– Я за божаткой схожу, – Палашка накинула на плечи шубейку и решительно пошла к двери. – Она в этом понимает. Пущай приглядит.
Тем временем на печке закипела в кастрюле вода, и Вернер выложил в кипяток все необходимые ему нехитрые инструменты.
– Емельян Прокофьич, может, тебя привязать? – предложил Чумаченко. – Шибко больно будет.
– Лучшее всего… это… граммов триста самогону… Ну, заместо наркозу, – посоветовал Мыскин.
– Выдержу! – И Анохин обернулся к Вернеру: – Ну что ж, ветеринар! Давай!
Вернер только и ждал этой команды. Он склонился к ноге. Из-за его широкой спины ничего не было видно. Только слышался какой-то шелест.
Анохин страдальчески кривился, тяжело вздыхал, иногда постанывал. Его лоб покрылся испариной.
Рядом с немцем встала старуха Лукерья, темная лицом, морщинистая – настоящая колдунья. Она пристально следила за каждым движением Вернера. Палашка же забилась в самый угол выгородки и, чтобы ничего не видеть и не слышать, с головой закуталась в свою шубейку.
Вернер вдруг ощутил металлическое сопротивление: встретились металл с металлом, нож с осколком.
Анохин застонал:
– Хватит, немец! А то у меня уже терпение кончается! А-а! Чтоб вам так же было, как мне сейчас!.. Гады! Сволочи! А-а!..
А Вернер, торопливо орудуя ножом и вилкой, выдернул из раны небольшой рваный кусок окровавленного металла.
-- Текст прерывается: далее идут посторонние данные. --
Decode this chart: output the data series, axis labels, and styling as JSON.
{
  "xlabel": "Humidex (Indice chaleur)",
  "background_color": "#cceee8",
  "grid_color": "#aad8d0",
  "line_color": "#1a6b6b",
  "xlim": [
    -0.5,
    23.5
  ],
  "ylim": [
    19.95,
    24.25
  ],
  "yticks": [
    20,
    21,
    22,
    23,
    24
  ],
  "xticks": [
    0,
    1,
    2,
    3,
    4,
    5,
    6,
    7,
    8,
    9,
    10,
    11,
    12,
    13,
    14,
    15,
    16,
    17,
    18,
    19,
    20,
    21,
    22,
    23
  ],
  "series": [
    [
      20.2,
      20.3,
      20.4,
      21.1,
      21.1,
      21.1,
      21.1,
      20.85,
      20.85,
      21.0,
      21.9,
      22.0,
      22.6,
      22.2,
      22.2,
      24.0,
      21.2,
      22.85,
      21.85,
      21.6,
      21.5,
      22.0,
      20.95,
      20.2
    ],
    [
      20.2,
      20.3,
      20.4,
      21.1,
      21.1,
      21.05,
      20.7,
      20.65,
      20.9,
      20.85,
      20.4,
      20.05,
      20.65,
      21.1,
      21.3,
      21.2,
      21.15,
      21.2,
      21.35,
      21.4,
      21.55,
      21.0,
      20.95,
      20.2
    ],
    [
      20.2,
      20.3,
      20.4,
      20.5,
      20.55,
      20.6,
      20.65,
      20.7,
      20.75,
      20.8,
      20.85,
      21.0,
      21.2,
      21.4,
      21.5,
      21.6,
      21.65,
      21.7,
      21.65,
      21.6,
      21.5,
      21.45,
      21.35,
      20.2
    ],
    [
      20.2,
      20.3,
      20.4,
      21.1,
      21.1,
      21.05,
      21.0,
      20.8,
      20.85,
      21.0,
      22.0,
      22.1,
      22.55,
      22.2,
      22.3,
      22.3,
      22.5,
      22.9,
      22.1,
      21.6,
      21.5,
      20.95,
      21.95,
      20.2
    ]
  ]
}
Часть оболочки пули.
Видимо, госпитальные хирурги не стали удалять эту махонькую металлическую крошку из-за близости артерии или нерва. Теперь эта заноза двинулась сама и вызвала нагноение, стремясь выйти наружу.
Кровотечение не было сильным. Ефрейтор крепко реперебинтовал ногу, используя поданный радистом индпакет.
– Ну, фот… фот и аллес!.. – передавая осколочек Анохину, сказал немец. Затем он повернулся к старухе Лукерье и Палашке, сказал им по-немецки какую-то длинную фразу, не то успокаивая их, не то объясняя, как дальше ухаживать за лейтенантом.
– Спасибо, голубок! Ты свое исделал! – сказала Лукерья. – Теперича наш черед. Авось с Божьей помочью тоже справимся.
Боль в ноге Анохина отступала. Задумчиво рассматривая осколок, он тихо сказал:
– И гляди ведь, какая зараза! Такой махонький, а как жизнь портил.
Лукерья оглядела столпившихся вокруг немцев, тихо сказала:
– А теперича командера – в мою избу.
Немцы засуетились:
– Традбаре… Траге…
– Но-сильницы, – объяснил Вернер.
– Какие носилки! – удивилась Лукерья. – Эдак-то на кровати и несите.
– Я, я! Рихтиг! Траген мит бетт!..
И четверо или пятеро немцев легко подняли сколоченную из досок кровать, на которой лежал Анохин. Палашка сбросила свою шубейку и прикрыла больного. Немцы быстро, почти бегом, понесли Анохина по деревне. В пути им повстречались Африкан и Северьяныч.
– Чего с им? – спросил Африкан.
– Осколок с ноги пошел, – объяснил Чумаченко.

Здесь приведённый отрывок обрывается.